Démobilisé, vous acceptez de repartir pour l'Indochine comme directeur de cabinet du haut-commissaire, puis vous revenez à votre carrière initiale, celle d'administrateur de la France d'outre-mer. Voici venu le temps du courage civil, mais dans des fonctions qui réclament souvent les vertus militaires, car il y faut le sens du commandement et la capacité de décision, sans pouvoir attendre d'être couvert par des instructions qui viennent trop tard ou ne viennent jamais.



Gouverneur de la Mauritanie, puis de la Côte d'Ivoire, haut-commissaire au Cameroun, haut-commissaire de l'Afrique-Equatoriale, enfin haut-commissaire, autant dire vice-roi, de l'Afrique-Occidentale française, vous saurez avec habileté appliquer la nécessaire politique de décolonisation du général de Gaulle et présider à l'entrée dans l'indépendance de ces vastes et plus anciennes parties de notre empire.

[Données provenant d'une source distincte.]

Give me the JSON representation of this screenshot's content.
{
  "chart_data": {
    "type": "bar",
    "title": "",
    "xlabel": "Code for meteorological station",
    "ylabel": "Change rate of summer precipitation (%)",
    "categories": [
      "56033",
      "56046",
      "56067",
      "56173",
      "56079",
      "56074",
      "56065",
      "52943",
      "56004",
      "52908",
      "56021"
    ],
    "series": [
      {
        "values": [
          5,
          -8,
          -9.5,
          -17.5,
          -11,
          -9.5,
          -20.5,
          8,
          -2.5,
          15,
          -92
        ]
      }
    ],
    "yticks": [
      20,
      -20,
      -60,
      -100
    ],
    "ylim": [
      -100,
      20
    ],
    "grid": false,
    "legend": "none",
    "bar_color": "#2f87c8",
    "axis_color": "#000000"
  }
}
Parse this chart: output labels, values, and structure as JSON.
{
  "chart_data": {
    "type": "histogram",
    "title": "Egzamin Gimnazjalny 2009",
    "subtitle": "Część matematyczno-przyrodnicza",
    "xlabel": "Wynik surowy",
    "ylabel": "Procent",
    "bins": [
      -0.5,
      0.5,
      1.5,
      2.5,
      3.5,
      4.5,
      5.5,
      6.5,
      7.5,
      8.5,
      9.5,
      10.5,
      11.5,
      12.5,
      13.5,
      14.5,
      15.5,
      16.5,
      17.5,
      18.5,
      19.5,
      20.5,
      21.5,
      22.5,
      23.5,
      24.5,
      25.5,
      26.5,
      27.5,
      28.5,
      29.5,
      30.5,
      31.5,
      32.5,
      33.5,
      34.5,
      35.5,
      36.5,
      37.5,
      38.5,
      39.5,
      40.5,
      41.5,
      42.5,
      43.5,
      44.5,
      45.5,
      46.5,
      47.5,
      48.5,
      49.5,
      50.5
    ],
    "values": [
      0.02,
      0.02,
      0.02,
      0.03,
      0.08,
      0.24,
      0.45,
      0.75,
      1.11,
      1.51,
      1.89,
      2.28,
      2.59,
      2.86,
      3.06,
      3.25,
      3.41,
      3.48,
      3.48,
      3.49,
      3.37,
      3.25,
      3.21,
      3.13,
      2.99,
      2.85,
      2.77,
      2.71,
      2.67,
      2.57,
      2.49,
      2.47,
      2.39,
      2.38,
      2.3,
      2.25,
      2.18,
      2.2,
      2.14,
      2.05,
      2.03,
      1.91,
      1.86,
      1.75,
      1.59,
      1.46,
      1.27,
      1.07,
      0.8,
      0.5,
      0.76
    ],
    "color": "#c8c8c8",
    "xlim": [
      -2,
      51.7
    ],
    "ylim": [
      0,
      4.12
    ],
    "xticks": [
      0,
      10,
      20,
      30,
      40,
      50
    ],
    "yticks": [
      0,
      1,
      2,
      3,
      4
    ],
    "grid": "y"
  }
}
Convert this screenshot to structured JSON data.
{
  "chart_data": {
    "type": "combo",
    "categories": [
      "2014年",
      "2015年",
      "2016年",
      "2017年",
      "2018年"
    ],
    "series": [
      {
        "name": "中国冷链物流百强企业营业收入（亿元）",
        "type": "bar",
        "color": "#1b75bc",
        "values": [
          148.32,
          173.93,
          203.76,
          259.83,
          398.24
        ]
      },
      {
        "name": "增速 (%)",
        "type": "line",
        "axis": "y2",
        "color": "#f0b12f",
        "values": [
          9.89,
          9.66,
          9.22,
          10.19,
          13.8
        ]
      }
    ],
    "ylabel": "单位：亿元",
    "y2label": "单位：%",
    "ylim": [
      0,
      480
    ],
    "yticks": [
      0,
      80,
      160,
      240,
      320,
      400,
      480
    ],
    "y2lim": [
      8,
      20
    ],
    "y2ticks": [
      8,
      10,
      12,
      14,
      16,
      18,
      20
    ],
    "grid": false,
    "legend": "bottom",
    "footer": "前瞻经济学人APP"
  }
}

Il y a quelque chose de commun entre vous et l'amiral Mountbatten aux Indes. Vous saurez amener le drapeau avec autant de dignité que vous aurez mis d'ardeur à le défendre.

Parmi toutes les lames de l'éventail du courage, vous en aviez une encore à déployer : celle du courage politique. Ce n'est pas sa forme la plus courante. J'oserais même dire que c'est la plus rare. Combien d'hommes ai-je connus qui firent preuve de courage physique et se montrèrent timorés ou passifs dans l'action politique !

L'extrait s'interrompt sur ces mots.